The Old Milk Bar

RIP Peter's Ice-cream sign
Once upon a time in Australia every suburb had a little Milk  Bar, often with a luscious looking Peter's ice-cream neon sign out front. Customers went in to buy milk and bread and maybe a newspaper and sundry grocery items...or even a milkshake and a four and twenty pie. They were a focal point for the neighbourhood...a hangout and a place where customers developed a relationship with the shopkeepers.
If you were a kid, your eyes would zoom in on the glass display case which formed the counter, to ogle the rows of lollies in their enticing little trays - clinkers, musk sticks, choo-choo bars, cobbers, mint leaves, milk bottles, wild berries, pineapples, fizzies...teeth and more. Sometimes kids would take ages deciding on what combination of lollies to choose for the shopkeeper to put in his little white paper bag."Um...I'll have one musk stick, two teeth, one cobbler..no wait, two cobbers!"


A Milk Bar in Fitzroy North survives the onslaught..for now. Image from Wiki.
Old fashioned Milk Bars are as scarce as hen's teeth now. Not surprising really, since the widespread tentacles of the supermarket giants, along with convenience stores,  have meant an inevitable decline in the small, owner-operated Classic Milk Bar...well, more like a decimation than a decline. Australia has one of the most concentrated grocery markets in the world - two big retailers control the market and almost everyone else had been squeezed out.

Perhaps it's still possible for a quaint Milk Bar to survive here and there but probably only if they offer something the supermarkets don't. There was a Milk Bar in a town near where I live that sold sponge cakes made by a local elderly lady. The shop did a pretty good business but I strongly suspect only because those cakes were the most beautiful, spongiest, delicious cakes you could get and made the supermarket variety taste like foam rubber.  

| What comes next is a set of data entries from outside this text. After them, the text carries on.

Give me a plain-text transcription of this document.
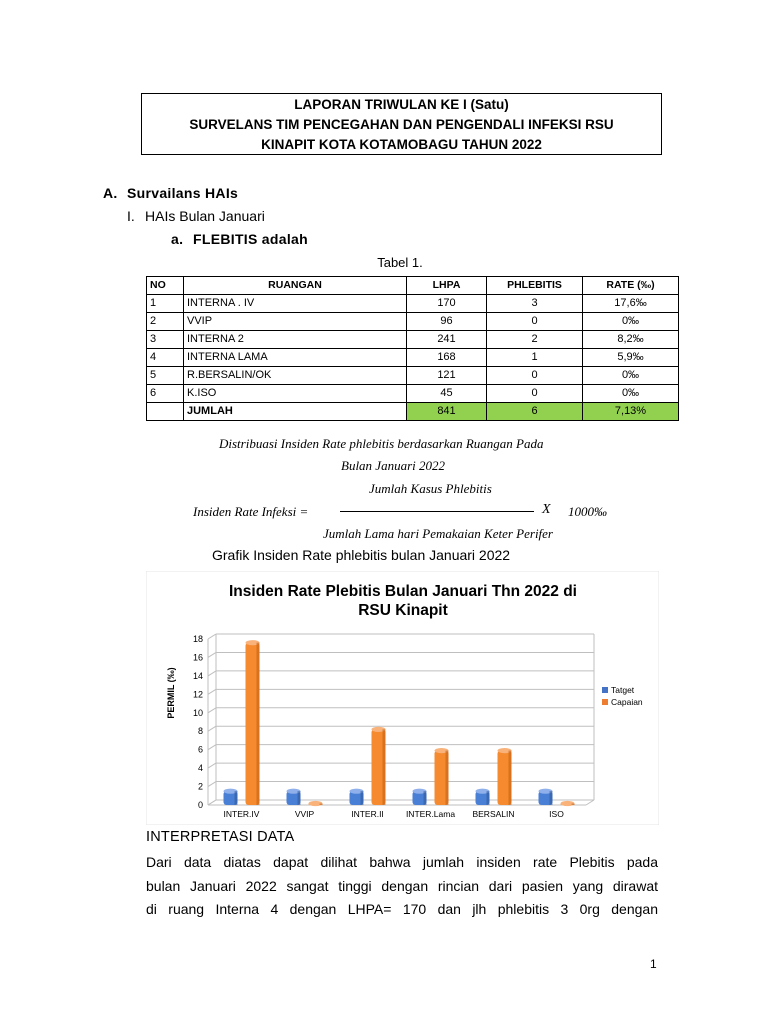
LAPORAN TRIWULAN KE I (Satu)
SURVELANS TIM PENCEGAHAN DAN PENGENDALI INFEKSI RSU
KINAPIT KOTA KOTAMOBAGU TAHUN 2022
A. Survailans HAIs
I. HAIs Bulan Januari
a. FLEBITIS adalah
Tabel 1.
NO	RUANGAN	LHPA	PHLEBITIS	RATE (‰)
1	INTERNA . IV	170	3	17,6‰
2	VVIP	96	0	0‰
3	INTERNA 2	241	2	8,2‰
4	INTERNA LAMA	168	1	5,9‰
5	R.BERSALIN/OK	121	0	0‰
6	K.ISO	45	0	0‰
	JUMLAH	841	6	7,13%
Distribuasi Insiden Rate phlebitis berdasarkan Ruangan Pada
Bulan Januari 2022
Jumlah Kasus Phlebitis
Insiden Rate Infeksi =	X 1000‰
Jumlah Lama hari Pemakaian Keter Perifer
Grafik Insiden Rate phlebitis bulan Januari 2022
Insiden Rate Plebitis Bulan Januari Thn 2022 di
RSU Kinapit
PERMIL (‰)
0
2
4
6
8
10
12
14
16
18
INTER.IV	VVIP	INTER.II	INTER.Lama BERSALIN	ISO
Tatget
Capaian
INTERPRETASI DATA
Dari data diatas dapat dilihat bahwa jumlah insiden rate Plebitis pada
bulan Januari 2022 sangat tinggi dengan rincian dari pasien yang dirawat
di ruang Interna 4 dengan LHPA= 170 dan jlh phlebitis 3 0rg dengan
1
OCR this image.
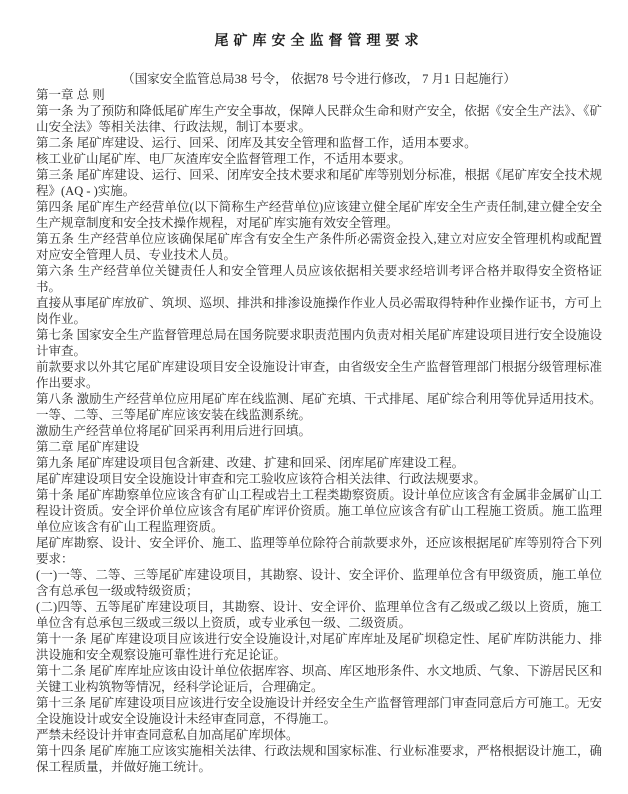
尾矿库安全监督管理要求

（国家安全监管总局38 号令， 依据78 号令进行修改， 7 月1 日起施行）

第一章 总 则

第一条 为了预防和降低尾矿库生产安全事故，保障人民群众生命和财产安全，依据《安全生产法》、《矿山安全法》等相关法律、行政法规，制订本要求。

第二条 尾矿库建设、运行、回采、闭库及其安全管理和监督工作，适用本要求。

核工业矿山尾矿库、电厂灰渣库安全监督管理工作，不适用本要求。

第三条 尾矿库建设、运行、回采、闭库安全技术要求和尾矿库等别划分标准，根据《尾矿库安全技术规程》(AQ - )实施。

第四条 尾矿库生产经营单位(以下简称生产经营单位)应该建立健全尾矿库安全生产责任制,建立健全安全生产规章制度和安全技术操作规程，对尾矿库实施有效安全管理。

第五条 生产经营单位应该确保尾矿库含有安全生产条件所必需资金投入,建立对应安全管理机构或配置对应安全管理人员、专业技术人员。

第六条 生产经营单位关键责任人和安全管理人员应该依据相关要求经培训考评合格并取得安全资格证书。

直接从事尾矿库放矿、筑坝、巡坝、排洪和排渗设施操作作业人员必需取得特种作业操作证书，方可上岗作业。

第七条 国家安全生产监督管理总局在国务院要求职责范围内负责对相关尾矿库建设项目进行安全设施设计审查。

前款要求以外其它尾矿库建设项目安全设施设计审查，由省级安全生产监督管理部门根据分级管理标准作出要求。

第八条 激励生产经营单位应用尾矿库在线监测、尾矿充填、干式排尾、尾矿综合利用等优异适用技术。

一等、二等、三等尾矿库应该安装在线监测系统。

激励生产经营单位将尾矿回采再利用后进行回填。

第二章 尾矿库建设

第九条 尾矿库建设项目包含新建、改建、扩建和回采、闭库尾矿库建设工程。

尾矿库建设项目安全设施设计审查和完工验收应该符合相关法律、行政法规要求。

第十条 尾矿库勘察单位应该含有矿山工程或岩土工程类勘察资质。设计单位应该含有金属非金属矿山工程设计资质。安全评价单位应该含有尾矿库评价资质。施工单位应该含有矿山工程施工资质。施工监理单位应该含有矿山工程监理资质。

尾矿库勘察、设计、安全评价、施工、监理等单位除符合前款要求外，还应该根据尾矿库等别符合下列要求：

(一)一等、二等、三等尾矿库建设项目，其勘察、设计、安全评价、监理单位含有甲级资质，施工单位含有总承包一级或特级资质；

(二)四等、五等尾矿库建设项目，其勘察、设计、安全评价、监理单位含有乙级或乙级以上资质，施工单位含有总承包三级或三级以上资质，或专业承包一级、二级资质。

第十一条 尾矿库建设项目应该进行安全设施设计,对尾矿库库址及尾矿坝稳定性、尾矿库防洪能力、排洪设施和安全观察设施可靠性进行充足论证。

第十二条 尾矿库库址应该由设计单位依据库容、坝高、库区地形条件、水文地质、气象、下游居民区和关键工业构筑物等情况，经科学论证后，合理确定。

第十三条 尾矿库建设项目应该进行安全设施设计并经安全生产监督管理部门审查同意后方可施工。无安全设施设计或安全设施设计未经审查同意，不得施工。

严禁未经设计并审查同意私自加高尾矿库坝体。

第十四条 尾矿库施工应该实施相关法律、行政法规和国家标准、行业标准要求，严格根据设计施工，确保工程质量，并做好施工统计。
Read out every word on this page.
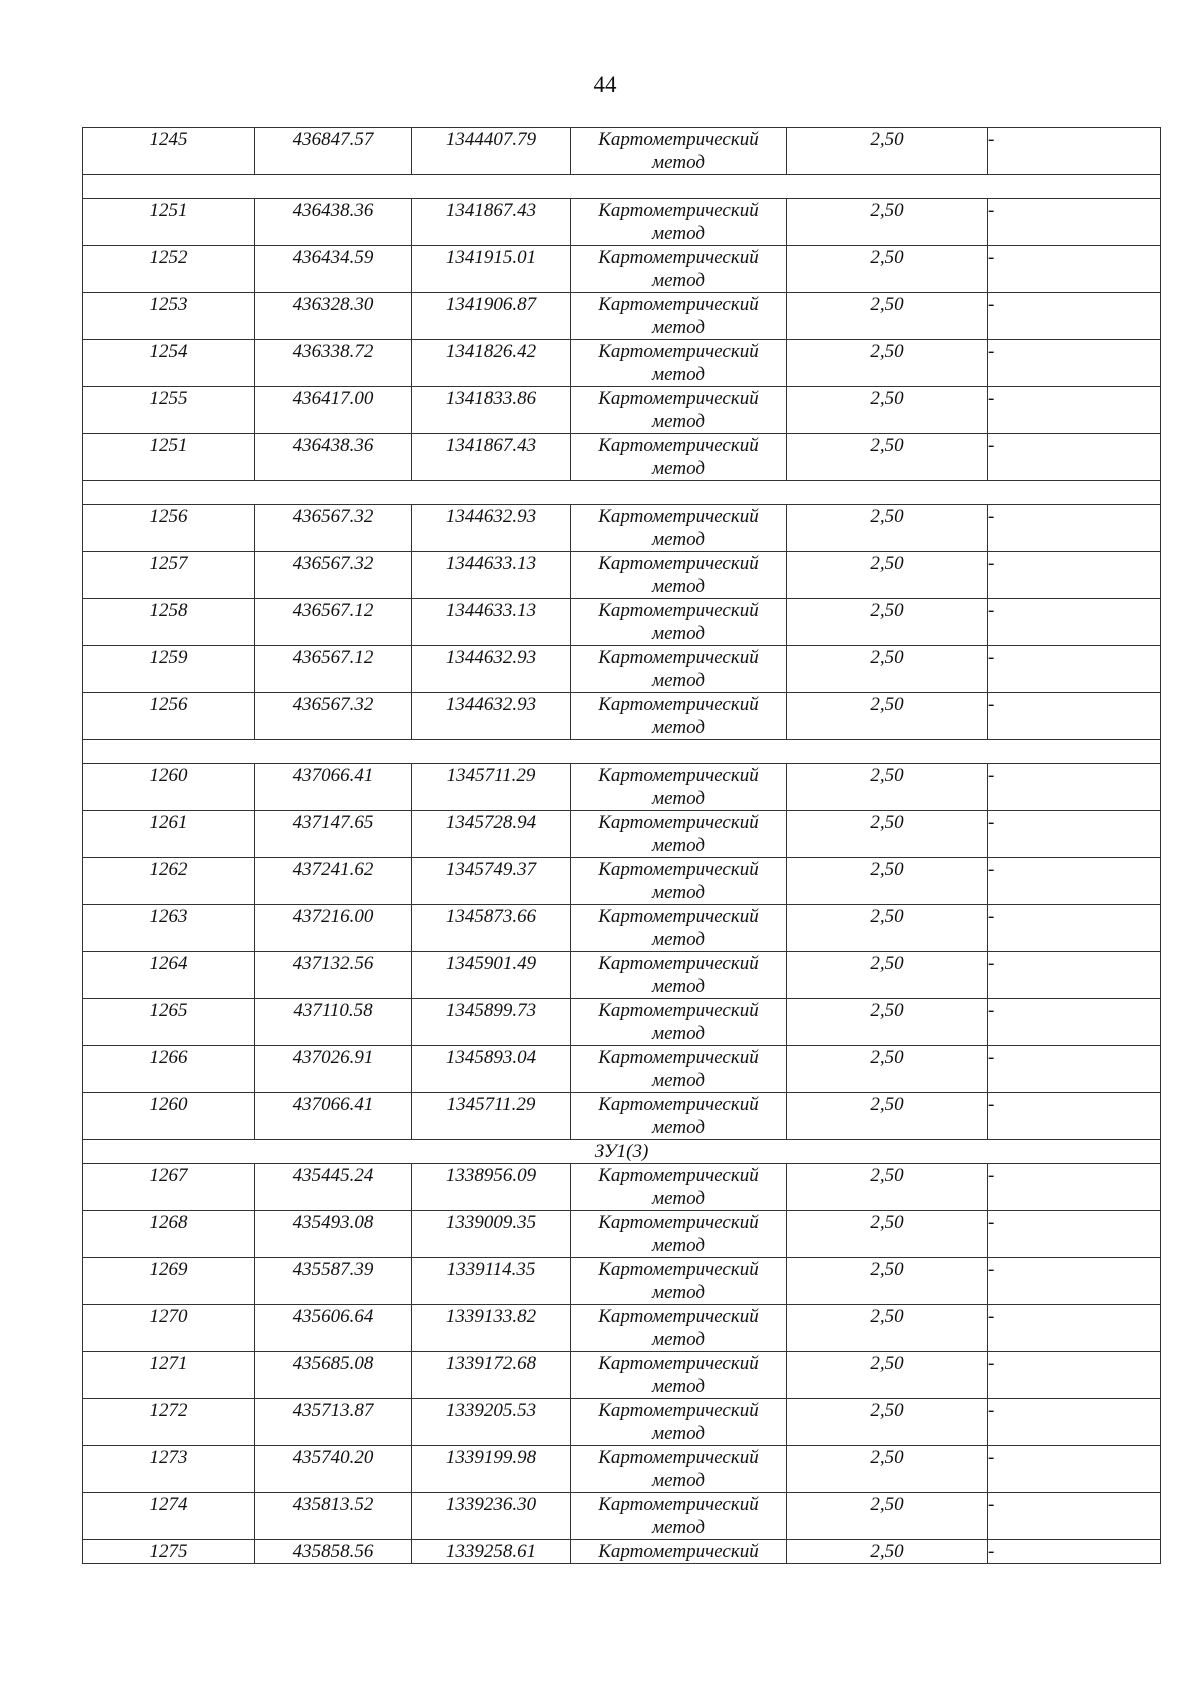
44
1245	436847.57	1344407.79	Картометрический метод	2,50	-

1251	436438.36	1341867.43	Картометрический метод	2,50	-
1252	436434.59	1341915.01	Картометрический метод	2,50	-
1253	436328.30	1341906.87	Картометрический метод	2,50	-
1254	436338.72	1341826.42	Картометрический метод	2,50	-
1255	436417.00	1341833.86	Картометрический метод	2,50	-
1251	436438.36	1341867.43	Картометрический метод	2,50	-

1256	436567.32	1344632.93	Картометрический метод	2,50	-
1257	436567.32	1344633.13	Картометрический метод	2,50	-
1258	436567.12	1344633.13	Картометрический метод	2,50	-
1259	436567.12	1344632.93	Картометрический метод	2,50	-
1256	436567.32	1344632.93	Картометрический метод	2,50	-

1260	437066.41	1345711.29	Картометрический метод	2,50	-
1261	437147.65	1345728.94	Картометрический метод	2,50	-
1262	437241.62	1345749.37	Картометрический метод	2,50	-
1263	437216.00	1345873.66	Картометрический метод	2,50	-
1264	437132.56	1345901.49	Картометрический метод	2,50	-
1265	437110.58	1345899.73	Картометрический метод	2,50	-
1266	437026.91	1345893.04	Картометрический метод	2,50	-
1260	437066.41	1345711.29	Картометрический метод	2,50	-
ЗУ1(3)					
1267	435445.24	1338956.09	Картометрический метод	2,50	-
1268	435493.08	1339009.35	Картометрический метод	2,50	-
1269	435587.39	1339114.35	Картометрический метод	2,50	-
1270	435606.64	1339133.82	Картометрический метод	2,50	-
1271	435685.08	1339172.68	Картометрический метод	2,50	-
1272	435713.87	1339205.53	Картометрический метод	2,50	-
1273	435740.20	1339199.98	Картометрический метод	2,50	-
1274	435813.52	1339236.30	Картометрический метод	2,50	-
1275	435858.56	1339258.61	Картометрический	2,50	-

Through word of mouth, customers (including myself),  used to go out of their way to visit the Milk Bar just to take home a sponge once a week or so and while they were there, they usually bought a couple of items, like milk, bread or a newspaper. Alas, the elderly lady retired and I can't tell you whether the shop survived or not because when the sponges went, I never went back.


The photo above, taken in 1946, shows a Milk Bar at Central Railways in Sydney. Not a typical suburban Milk Bar but a Milk Bar nonetheless. Image from NSW State Records.